Das letzte ägyptische Parlament wurde sechs Monate nach Sisis Wahl im Juni 2012 vom Verfassungsgericht aufgelöst. In jener Versammlung besassen die Muslimbrüder die Mehrheit. Neue Parlamentswahlen waren ursprünglich auf Mitte 2014 versprochen worden. Die Wahlvorbereitungen zogen sich jedoch hin, deshalb wurden die Wahlen auf den 22. und 23. März dieses Jahres angesetzt. Doch jetzt müssen sie erneut verschoben werden, bis wann, ist unklar.
Grund für die Verschiebung ist ein Entscheid des Verfassungsgerichts. Dieses hat die Klagen von sechs Juristen gegen das „Gesetz zur Aufteilung der Wahlkreise“ gutgeheissen und erklärt, laut diesem Gesetz würden die Wähler ungleich repräsentiert.
Veraltete Bevölkerungsstatistiken
Andere Einwände der Kläger gegen das Wahlgesetz wurden vom Gericht abgelehnt, so zum Beispiel das Gesetz für politische Rechte, das im vergangenen Jahr formuliert worden war. Das „Gesetz zur Aufteilung der Wahlkreise“ muss nun neu geschrieben werden. Es muss darauf geachtet werden, dass in allen Wahlkreisen gleich gewählt wird und Gewählten die gleiche Zahl von Stimmen erhalten müssen.

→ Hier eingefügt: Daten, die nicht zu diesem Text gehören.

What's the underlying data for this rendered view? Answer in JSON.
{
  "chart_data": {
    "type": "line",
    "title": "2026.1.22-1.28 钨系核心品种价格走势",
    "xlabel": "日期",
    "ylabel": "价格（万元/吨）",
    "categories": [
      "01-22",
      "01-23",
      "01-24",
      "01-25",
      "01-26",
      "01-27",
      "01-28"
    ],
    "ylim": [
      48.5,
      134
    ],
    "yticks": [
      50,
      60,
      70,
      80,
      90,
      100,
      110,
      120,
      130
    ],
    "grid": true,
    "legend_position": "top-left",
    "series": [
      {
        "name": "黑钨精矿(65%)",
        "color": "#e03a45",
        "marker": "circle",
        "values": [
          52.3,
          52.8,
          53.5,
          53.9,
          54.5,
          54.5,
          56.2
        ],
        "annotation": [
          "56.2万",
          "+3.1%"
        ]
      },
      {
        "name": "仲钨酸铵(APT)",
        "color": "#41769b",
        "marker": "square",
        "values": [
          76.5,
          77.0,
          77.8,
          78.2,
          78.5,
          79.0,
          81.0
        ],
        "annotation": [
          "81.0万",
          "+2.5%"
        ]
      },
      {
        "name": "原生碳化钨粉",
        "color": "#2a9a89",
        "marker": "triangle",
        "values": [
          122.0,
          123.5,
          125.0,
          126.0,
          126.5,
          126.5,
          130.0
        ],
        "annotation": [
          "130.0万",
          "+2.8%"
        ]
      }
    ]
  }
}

Die Sache droht kompliziert zu werden, weil die Bevölkerungsstatistiken oft veraltet sind. Sie stimmen keineswegs überall mit der wirklichen Zahl der Bewohner überein. Bei allen früheren Wahlen war mit Wählerlisten gearbeitet wurden, auf denen sich die Stimmberechtigten eintragen mussten, um wählen zu können. Zurzeit ist unklar, was mit diesen Listen geschehen soll. Werden sie weiterhin verwendet oder werden sie revidiert?
Mächtige Persönlichkeiten im Vorteil
Das vorgesehene Wahlsystem, das nun bestehen bleiben soll, ist kompliziert. Zwei Drittel der vorgesehenen gut 500 Volksvertreter sollen „Personen-Wahlen“ sein. Ein Drittel der Volksvertreter sollen aufgrund der Parteilisten gewählt werden. Jenen Listen, die am meisten Stimmen erhalten, werden alle Parteisitze des betreffenden Wahlkreises zugeteilt. Die kleineren Parteien, die Gefahr laufen, leer auszugehen, wollten auch diese Vorschrift ändern, doch das Gericht wies sie ab.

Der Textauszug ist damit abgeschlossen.